The disaster of overdeveloping without adequate infrastructure is starting to show on Maybank Highway. The inane concept of the “gathering place” was pushed by former Charleston planner Tim Keane and supported by Mayor Joe Riley, although it was opposed by locals who understood the potential traffic problems, the eyesores, and the futility of thinking residents could walk everywhere, when in fact there is nowhere to walk to.

Keane, who also supported very dense development at the Sergeant Jasper site, left Charleston before the disasters would come to fruition.

Mayor Riley will also be out of office when James Island is paralyzed by gridlock.

My point is not just to attack planner Keane and Mayor Riley, although they are responsible for most of the poor planning.

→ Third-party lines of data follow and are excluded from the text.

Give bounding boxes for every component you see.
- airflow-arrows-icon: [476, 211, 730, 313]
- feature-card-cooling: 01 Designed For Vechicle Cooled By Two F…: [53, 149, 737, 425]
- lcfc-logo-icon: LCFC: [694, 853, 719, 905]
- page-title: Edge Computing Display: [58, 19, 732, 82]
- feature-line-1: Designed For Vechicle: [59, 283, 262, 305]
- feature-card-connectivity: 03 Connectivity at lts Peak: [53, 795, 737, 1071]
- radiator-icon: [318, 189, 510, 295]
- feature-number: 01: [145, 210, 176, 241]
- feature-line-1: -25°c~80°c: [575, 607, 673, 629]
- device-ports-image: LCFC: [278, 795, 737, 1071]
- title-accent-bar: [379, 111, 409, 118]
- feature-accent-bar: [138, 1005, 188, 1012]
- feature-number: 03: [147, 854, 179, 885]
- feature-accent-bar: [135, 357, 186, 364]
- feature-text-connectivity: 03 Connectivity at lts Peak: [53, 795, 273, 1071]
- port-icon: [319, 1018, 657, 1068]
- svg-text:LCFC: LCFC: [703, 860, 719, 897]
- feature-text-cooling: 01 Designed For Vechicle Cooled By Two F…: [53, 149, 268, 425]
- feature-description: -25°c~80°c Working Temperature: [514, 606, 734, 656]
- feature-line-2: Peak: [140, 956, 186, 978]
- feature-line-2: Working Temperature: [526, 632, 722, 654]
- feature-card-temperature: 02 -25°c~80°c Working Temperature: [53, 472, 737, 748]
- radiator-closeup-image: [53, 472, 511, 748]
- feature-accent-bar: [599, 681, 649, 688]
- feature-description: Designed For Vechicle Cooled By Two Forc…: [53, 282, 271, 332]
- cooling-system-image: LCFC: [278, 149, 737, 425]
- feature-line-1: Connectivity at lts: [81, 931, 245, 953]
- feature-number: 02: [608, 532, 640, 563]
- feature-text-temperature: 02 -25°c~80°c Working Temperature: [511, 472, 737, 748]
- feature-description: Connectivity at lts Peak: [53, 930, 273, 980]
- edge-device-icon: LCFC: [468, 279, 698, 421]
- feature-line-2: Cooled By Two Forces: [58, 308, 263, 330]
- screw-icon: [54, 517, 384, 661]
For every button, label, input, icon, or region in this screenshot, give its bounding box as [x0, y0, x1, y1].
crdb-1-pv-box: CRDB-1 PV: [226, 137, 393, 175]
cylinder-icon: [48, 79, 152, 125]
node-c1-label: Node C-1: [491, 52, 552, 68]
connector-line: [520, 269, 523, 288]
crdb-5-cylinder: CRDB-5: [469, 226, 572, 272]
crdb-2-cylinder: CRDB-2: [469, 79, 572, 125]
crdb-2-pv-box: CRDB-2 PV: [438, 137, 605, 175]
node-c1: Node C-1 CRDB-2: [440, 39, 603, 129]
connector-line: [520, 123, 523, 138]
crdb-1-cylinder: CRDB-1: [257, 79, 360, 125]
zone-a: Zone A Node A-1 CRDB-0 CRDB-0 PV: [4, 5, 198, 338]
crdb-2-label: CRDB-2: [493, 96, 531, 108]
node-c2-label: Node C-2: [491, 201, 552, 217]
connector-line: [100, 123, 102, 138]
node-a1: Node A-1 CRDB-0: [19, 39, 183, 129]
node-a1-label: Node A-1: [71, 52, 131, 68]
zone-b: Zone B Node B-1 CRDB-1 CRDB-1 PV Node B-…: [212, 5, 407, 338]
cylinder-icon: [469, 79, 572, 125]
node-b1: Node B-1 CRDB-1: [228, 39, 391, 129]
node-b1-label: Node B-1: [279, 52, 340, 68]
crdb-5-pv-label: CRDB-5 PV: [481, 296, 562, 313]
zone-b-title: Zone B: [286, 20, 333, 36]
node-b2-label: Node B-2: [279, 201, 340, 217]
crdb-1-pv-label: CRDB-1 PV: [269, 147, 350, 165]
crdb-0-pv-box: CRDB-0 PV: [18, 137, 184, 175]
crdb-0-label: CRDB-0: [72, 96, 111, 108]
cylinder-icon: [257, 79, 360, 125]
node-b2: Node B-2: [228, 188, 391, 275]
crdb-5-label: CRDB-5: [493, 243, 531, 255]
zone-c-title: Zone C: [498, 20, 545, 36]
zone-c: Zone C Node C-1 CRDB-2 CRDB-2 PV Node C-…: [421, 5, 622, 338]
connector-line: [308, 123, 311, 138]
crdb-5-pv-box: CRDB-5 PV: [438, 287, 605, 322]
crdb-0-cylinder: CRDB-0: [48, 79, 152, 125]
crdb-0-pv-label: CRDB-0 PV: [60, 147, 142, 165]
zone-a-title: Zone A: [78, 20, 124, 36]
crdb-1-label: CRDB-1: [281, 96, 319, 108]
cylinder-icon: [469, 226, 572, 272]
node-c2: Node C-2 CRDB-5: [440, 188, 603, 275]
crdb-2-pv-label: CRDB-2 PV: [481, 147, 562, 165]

City Council always sees things in the “mayor’s light.” Suburban sprawl, like that in Mount Pleasant and West Ashley, should not be allowed until adequate infrastructure is planned and budgeted for.

The I-526 extension is another example of politicians pushing a project down the throats of a knowing public who see the folly in a road that just connects bottlenecks.

When the public is wrong, it costs nothing.

When County Council is wrong, it costs hundreds of millions of dollars and accomplishes little.

You editorial calling for the Legislature to raise the gas tax segues into a similar theme. I agree the gas tax should be increased as a partial fix for our road problems, but I shudder at the idea of giving additional money to a very untrustworthy General Assembly. Even if this revenue is put in a separate account to be used only for road work, the Legislature would find a way around it.

Zero-based budgeting has been used by successful companies for many years, but very few politicians want to be thought of as good budgeters. They would rather be known as great dreamers.

Unless we hold politicians responsible for their spending, we should expect nothing to change.